IRISH IQ: THE MASSIVE RISE THAT NEVER HAPPENED

DEC 17, 2022 RUSSELL T. WARNE

GROUP DIFFERENCES, HANS EYSENCK, INTELLIGENCE, IQ, NATIONAL AVERAGE IQ, RACE DIFFERENCES, RICHARD LYNN

One of the talking points in the discussion of average group differences in IQ is Irish IQ. People on both the hereditarian and environmentalist side of the debate have seized on this tidbit of information to advance their arguments.

Lynn and Vanhanen (2006) estimated that the average IQ of the Irish population to be 92, which is noticeably lower than the rest of northern and western Europe. Lynn (2015, pp. 38-39) attributed this lower value to the dysgenic effect of Roman Catholicism (where more educated people become celibate nuns and priests) and selective migration of brighter individuals to other countries. …

Environmentalists are heartened by this massive rise in Irish IQ. In that perspective, if one group difference can close so quickly, then the most controversial group mean IQ difference—between White Americans and African American—can also close. It is a plausible hypothesis, and it is worth investigating the Irish IQ data in order to see whether it provides grounds for hope regarding other group differences in IQ.

Warne went back and dug up every study of IQ in the Republic of Ireland (orange dots, confusingly), Northern Ireland (green dots—don’t make me tell my anecdote again about my green and orange golf balls at Ballybunion!) and Irish-Americans in the US (blue dots):

If you look at the orange dots (Republic), there was one sizable study in the early 1980s that came out at 87 and three other sizable ones in 95 to 97 range, plus some smaller ones as high as 104 (the most recent R of I study, but quite small).

Warne comes up with a weighted average mean for the Republic of Ireland of 94.0 (on a scale where England is 100). So, that is kind of a low, not super low, but 40% of a standard deviation. There has only been one small IQ test in the Republic over the last 30 years, which seems to be a global pattern.
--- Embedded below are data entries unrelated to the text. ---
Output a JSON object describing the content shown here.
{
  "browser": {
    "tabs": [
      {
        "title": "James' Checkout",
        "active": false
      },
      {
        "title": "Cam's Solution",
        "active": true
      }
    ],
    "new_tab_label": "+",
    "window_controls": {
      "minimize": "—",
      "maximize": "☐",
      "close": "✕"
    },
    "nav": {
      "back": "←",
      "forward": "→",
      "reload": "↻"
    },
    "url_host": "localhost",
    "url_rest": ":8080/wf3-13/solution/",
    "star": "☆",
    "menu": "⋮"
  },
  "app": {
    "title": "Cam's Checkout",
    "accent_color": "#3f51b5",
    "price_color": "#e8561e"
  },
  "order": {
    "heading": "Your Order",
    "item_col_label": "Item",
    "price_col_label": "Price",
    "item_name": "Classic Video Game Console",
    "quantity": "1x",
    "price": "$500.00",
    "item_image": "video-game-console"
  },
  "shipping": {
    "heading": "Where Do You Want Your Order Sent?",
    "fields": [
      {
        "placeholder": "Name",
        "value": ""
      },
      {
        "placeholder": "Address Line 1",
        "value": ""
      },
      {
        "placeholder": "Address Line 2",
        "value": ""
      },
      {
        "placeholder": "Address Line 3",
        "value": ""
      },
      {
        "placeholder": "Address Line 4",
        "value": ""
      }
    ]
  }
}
The IQ test publishers don’t see much reason to conduct many new validations tests.

On the other hand, this century has been something of a golden age for school achievement tests like TIMSS and PISA. In the World Bank’s collection of tests, Ireland comes out a strong tenth in the world, one point ahead of the UK.

Personally, I wouldn’t be all that surprised if the Republic of Ireland’s IQ had been depressed a little bit during the De Valera era, when the government encouraged a farm and faith-focused culture. The Irish Free State emphasized strongly that farmers should feel as good as anybody else and that the education system shouldn’t make them feel inferior to city slickers.
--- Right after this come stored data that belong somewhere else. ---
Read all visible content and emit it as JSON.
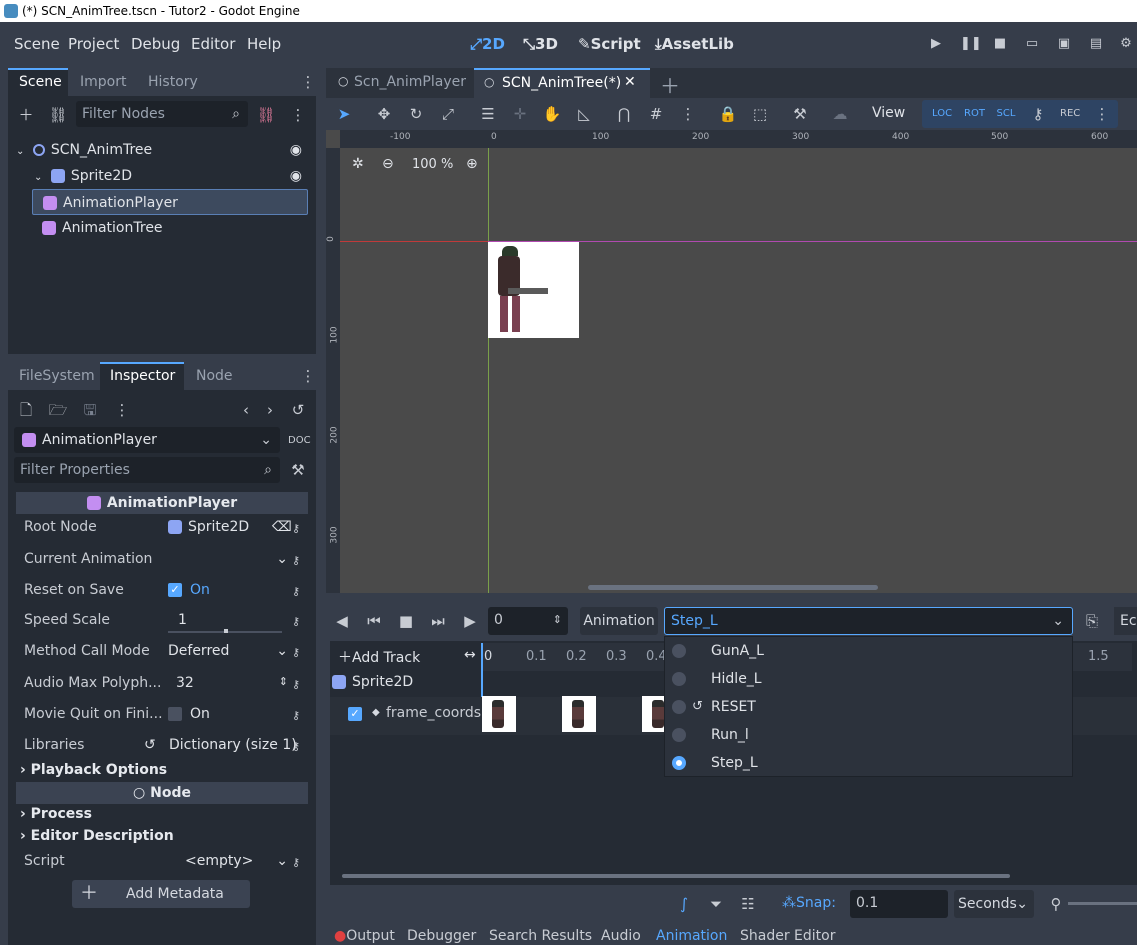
{
  "window_title": "(*) SCN_AnimTree.tscn - Tutor2 - Godot Engine",
  "menu": [
    "Scene",
    "Project",
    "Debug",
    "Editor",
    "Help"
  ],
  "workspaces": {
    "w2d": "2D",
    "w3d": "3D",
    "script": "Script",
    "assetlib": "AssetLib",
    "active": "2D"
  },
  "scene_dock": {
    "tabs": [
      "Scene",
      "Import",
      "History"
    ],
    "filter_placeholder": "Filter Nodes",
    "tree": [
      "SCN_AnimTree",
      "Sprite2D",
      "AnimationPlayer",
      "AnimationTree"
    ]
  },
  "inspector_dock": {
    "tabs": [
      "FileSystem",
      "Inspector",
      "Node"
    ],
    "object_name": "AnimationPlayer",
    "filter_placeholder": "Filter Properties",
    "section_title": "AnimationPlayer",
    "properties": [
      {
        "label": "Root Node",
        "value": "Sprite2D"
      },
      {
        "label": "Current Animation",
        "value": ""
      },
      {
        "label": "Reset on Save",
        "value": "On"
      },
      {
        "label": "Speed Scale",
        "value": "1"
      },
      {
        "label": "Method Call Mode",
        "value": "Deferred"
      },
      {
        "label": "Audio Max Polyph...",
        "value": "32"
      },
      {
        "label": "Movie Quit on Fini...",
        "value": "On"
      },
      {
        "label": "Libraries",
        "value": "Dictionary (size 1)"
      }
    ],
    "playback_options": "Playback Options",
    "node_section": "Node",
    "process": "Process",
    "editor_description": "Editor Description",
    "script_label": "Script",
    "script_value": "<empty>",
    "add_metadata": "Add Metadata"
  },
  "scene_tabs": [
    "Scn_AnimPlayer",
    "SCN_AnimTree(*)"
  ],
  "toolbar": {
    "view_label": "View"
  },
  "viewport": {
    "zoom": "100 %",
    "ruler_h": [
      "-100",
      "0",
      "100",
      "200",
      "300",
      "400",
      "500",
      "600"
    ],
    "ruler_v": [
      "0",
      "100",
      "200",
      "300"
    ]
  },
  "animation": {
    "time_value": "0",
    "label": "Animation",
    "current": "Step_L",
    "add_track": "Add Track",
    "timeline_ticks": [
      "0",
      "0.1",
      "0.2",
      "0.3",
      "0.4",
      "1.5"
    ],
    "track_node": "Sprite2D",
    "track_property": "frame_coords",
    "dropdown": [
      "GunA_L",
      "Hidle_L",
      "RESET",
      "Run_l",
      "Step_L"
    ],
    "snap_label": "Snap:",
    "snap_value": "0.1",
    "snap_unit": "Seconds",
    "edit_cut": "Ec"
  },
  "bottom_tabs": [
    "Output",
    "Debugger",
    "Search Results",
    "Audio",
    "Animation",
    "Shader Editor"
  ],
  "colors": {
    "accent": "#57a8ff",
    "bg": "#363d4a",
    "panel": "#252b34"
  }
}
In 1965 I visited my cousins at their Irish boarding school, Clongowes Wood College, which features in Joyce’s A Portrait of the Artist As a Young Man. They were always complaining that they had to take classes in Gaelic, which they didn’t see much use for when they returned to America. But teaching Gaelic was government policy even if it wasn’t the absolute best use of young minds’ time.

Lately, Ireland has prospered as a corporate regional headquarters because it’s overwhelmingly English speaking (and with an understandable and likable accent).
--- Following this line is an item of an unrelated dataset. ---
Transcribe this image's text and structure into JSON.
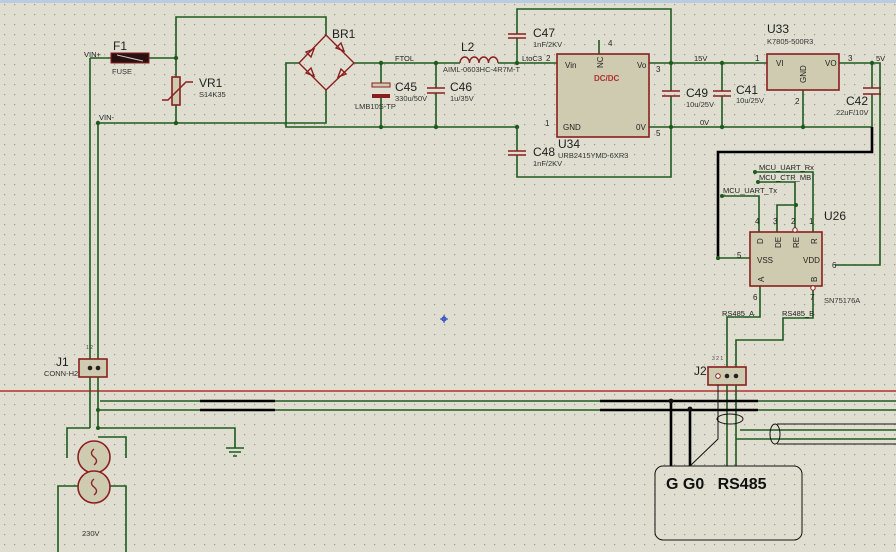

I’m reminded of how Israel doesn’t score that highly on tests, which likely has something to do with the ancient Zionist policy of de-intellectualizing Israeli Jews, that the new Jews forged in Israel weren’t just going to be scholars and merchants, they’d also be farmers and soldiers. So, Israel has wound up with a slightly dumbed down culture (one in which, for example, Mizrahi pop culture tastes are considered more desirable than snobbish Ashkenazi tastes) and correspondingly mediocre test scores.

Something to keep in mind is that the Irish, English, Welsh, Scottish are so closely related genetically that DNA ancestry testing services often lump them all together and maybe toss in the Dutch as well. Presumably, there is a lot of demand from customers for knowing how Irish or Scottish or English they are, so it says a lot that testing companies have often punted on that profitable question.